An overnight bus was taking us from Cusco to Nazca and we picked a pretty good one for the overnight 13hr trip. We caught the bus at 8pm and after the in service meal, which I had all of mine and most of Jo's, I fell asleep watching and English movie, dubbed in Spanish, but with no subtitles.
I woke at 6ish, still on the bus and reached passed Jo to open the curtains and revealed nothing like I had ever seen before. Australian dessert at least has some plants and scub, but this place was devoid of anything. We were still at 3000m, according to The Watch, and over the next two hours we dropped 2500m down into Nazca.

You've seen it before, but its a cool shot.
It was hot in Nazca, after Cusco, so we went outside in the sun in search of some breeze. We had booked a flight through the hostel to fly over the lines at 2 pm, a taxi would pick us up at the front of the hostel at that time and the girl on the front desk would let us know when he got there. Lucky for us that we were back at the hostel at 12.30, because the car was waiting to take us out to the local airport.
Pulling up to the airport, well across the road from the airport, we were taken to an office where we paid the $50us, for both, and told to wait. We were starting to get a bit worried after half an hour, plus we hadn't seen the guy we paid the money to since we paid the money to him, when another guy came up to us and said ' come with me'. He happened to be the pilot and he was leading us to a very small 4 seater plane.
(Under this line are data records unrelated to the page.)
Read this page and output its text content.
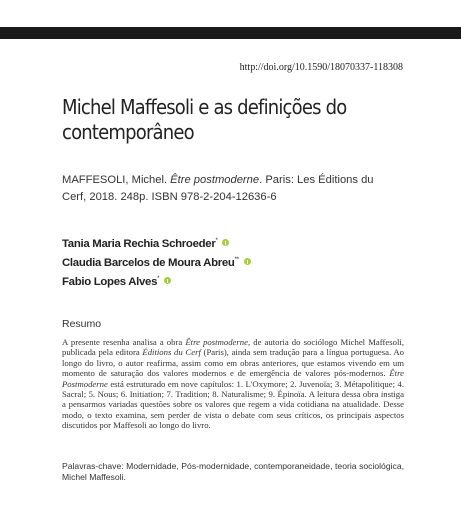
RESENHAS
http://doi.org/10.1590/18070337-118308
Michel Maffesoli e as definições do contemporâneo
MAFFESOLI, Michel. Être postmoderne. Paris: Les Éditions du
Cerf, 2018. 248p. ISBN 978-2-204-12636-6
Tania Maria Rechia Schroeder*
Claudia Barcelos de Moura Abreu**
Fabio Lopes Alves*
Resumo

A presente resenha analisa a obra Être postmoderne, de autoria do sociólogo Michel Maffesoli, publicada pela editora Éditions du Cerf (Paris), ainda sem tradução para a língua portuguesa. Ao longo do livro, o autor reafirma, assim como em obras anteriores, que estamos vivendo em um momento de saturação dos valores modernos e de emergência de valores pós-modernos. Être Postmoderne está estruturado em nove capítulos: 1. L'Oxymore; 2. Juvenoïa; 3. Métapolitique; 4. Sacral; 5. Nous; 6. Initiation; 7. Tradition; 8. Naturalisme; 9. Épinoïa. A leitura dessa obra instiga a pensarmos variadas questões sobre os valores que regem a vida cotidiana na atualidade. Desse modo, o texto examina, sem perder de vista o debate com seus críticos, os principais aspectos discutidos por Maffesoli ao longo do livro.

Palavras-chave: Modernidade, Pós-modernidade, contemporaneidade, teoria sociológica, Michel Maffesoli.
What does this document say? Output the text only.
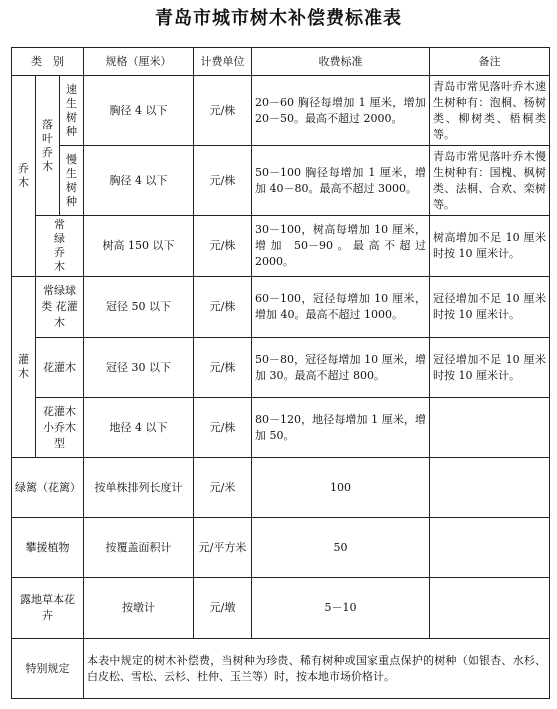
青岛市城市树木补偿费标准表
类　别			规格（厘米）	计费单位	收费标准	备注
乔木	落叶乔木	速生树种	胸径 4 以下	元/株	20－60 胸径每增加 1 厘米，增加 20－50。最高不超过 2000。	青岛市常见落叶乔木速生树种有：泡桐、杨树类、柳树类、梧桐类等。
		慢生树种	胸径 4 以下	元/株	50－100 胸径每增加 1 厘米，增加 40－80。最高不超过 3000。	青岛市常见落叶乔木慢生树种有：国槐、枫树类、法桐、合欢、栾树等。
	常绿乔木		树高 150 以下	元/株	30－100，树高每增加 10 厘米，增加 50－90。最高不超过 2000。	树高增加不足 10 厘米时按 10 厘米计。
灌木	常绿球类 花灌木		冠径 50 以下	元/株	60－100，冠径每增加 10 厘米，增加 40。最高不超过 1000。	冠径增加不足 10 厘米时按 10 厘米计。
	花灌木		冠径 30 以下	元/株	50－80，冠径每增加 10 厘米，增加 30。最高不超过 800。	冠径增加不足 10 厘米时按 10 厘米计。
	花灌木小乔木型		地径 4 以下	元/株	80－120，地径每增加 1 厘米，增加 50。	
绿篱（花篱）			按单株排列长度计	元/米	100	
攀援植物			按覆盖面积计	元/平方米	50	
露地草本花卉			按墩计	元/墩	5－10	
特别规定			本表中规定的树木补偿费，当树种为珍贵、稀有树种或国家重点保护的树种（如银杏、水杉、白皮松、雪松、云杉、杜仲、玉兰等）时，按本地市场价格计。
It was at this time that Jo decided to tell me that small planes freak her out. Great..... I tried to explain to the pilot that I wanted to go up with someone else, but his English had deserted him and I couldn't get my message across. We piled in to the plane, and headed off down the runway. As soon as we were airborne, the pilot started to explain the Nazca Lines to us, and since I don't speak great Spanish, just four words, he must have remembered how to speak in English.
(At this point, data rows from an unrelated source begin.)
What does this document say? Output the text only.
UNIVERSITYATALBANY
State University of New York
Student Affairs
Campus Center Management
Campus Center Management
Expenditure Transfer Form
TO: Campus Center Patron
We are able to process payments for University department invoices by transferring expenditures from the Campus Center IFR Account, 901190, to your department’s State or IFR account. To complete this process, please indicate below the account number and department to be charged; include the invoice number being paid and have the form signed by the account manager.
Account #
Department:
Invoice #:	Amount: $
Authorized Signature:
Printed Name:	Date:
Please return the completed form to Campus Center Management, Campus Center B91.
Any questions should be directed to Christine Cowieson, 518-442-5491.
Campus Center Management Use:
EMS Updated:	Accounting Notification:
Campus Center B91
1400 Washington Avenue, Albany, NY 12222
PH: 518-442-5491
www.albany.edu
This one was the hummingbird.
The Lines themselves are truly amazing, the condor has a 120m wing span. Nazca is one of the driest places on earth, which is why there is so much still left for us to see. We also got to see Nazca's only other attraction, the biggest sand dune in the world. And since it was dwarfing the nearby mountains, I wasn't about to dispute their claim.
That was the problem with Nazca, in about 35mins we had seen just about all there was to see. We headed into town to check out the main drag. Nothing happening down there, so we went to get a bus ticket for the next morning, only problem was that the only buses out of there were night buses. The prospect of spending all the next day in Nazca was too much so we tried getting a bus that night to Arequipa. We wanted to get the hell out of Dodge, that was the feeling that we got from the place, a frontier town that probably hadn't changed much in 100 years.
A bus station was found but this is where our next problem was. We walked into the station only to be told ' no, no the computers are down '. We walked into the next place, only to be told ' no, no the computers and mobile phones are down '.The power had been going on and off all day, and right then it was off. So maybe Nazca had changed in the last 100 years. I found it a bit strange though that they were reliant on computers to book us a ticket out of there.

When the Guinea pig runs out......?
So we walked up the street in search of dinner, we had been told to try again for a ticket in an hour. I saw a guy clinging to a ladder scraping something off the side of a building. What made me look twice was the fact that he was all tangled up in the power lines, but since he wasn't doing a funny little dance, I concluded he wasn't the cause of the power problems. I wished I had got a photo of that.
The computers were still down when we got back, but the guy there had managed to get through and book us on a bus for 11pm. We went back to the hostel to tell them that we weren't saying after all. The girl on reception didn't seem surprised she just shrugged and said with a smile ' there isn't much to do in Nazca'.
So we arrived at 8am and were on a bus out of there by 11pm having seen all there is ( not quite true ).
I think the slogan should read........ Come to Nazca, there's not much to do!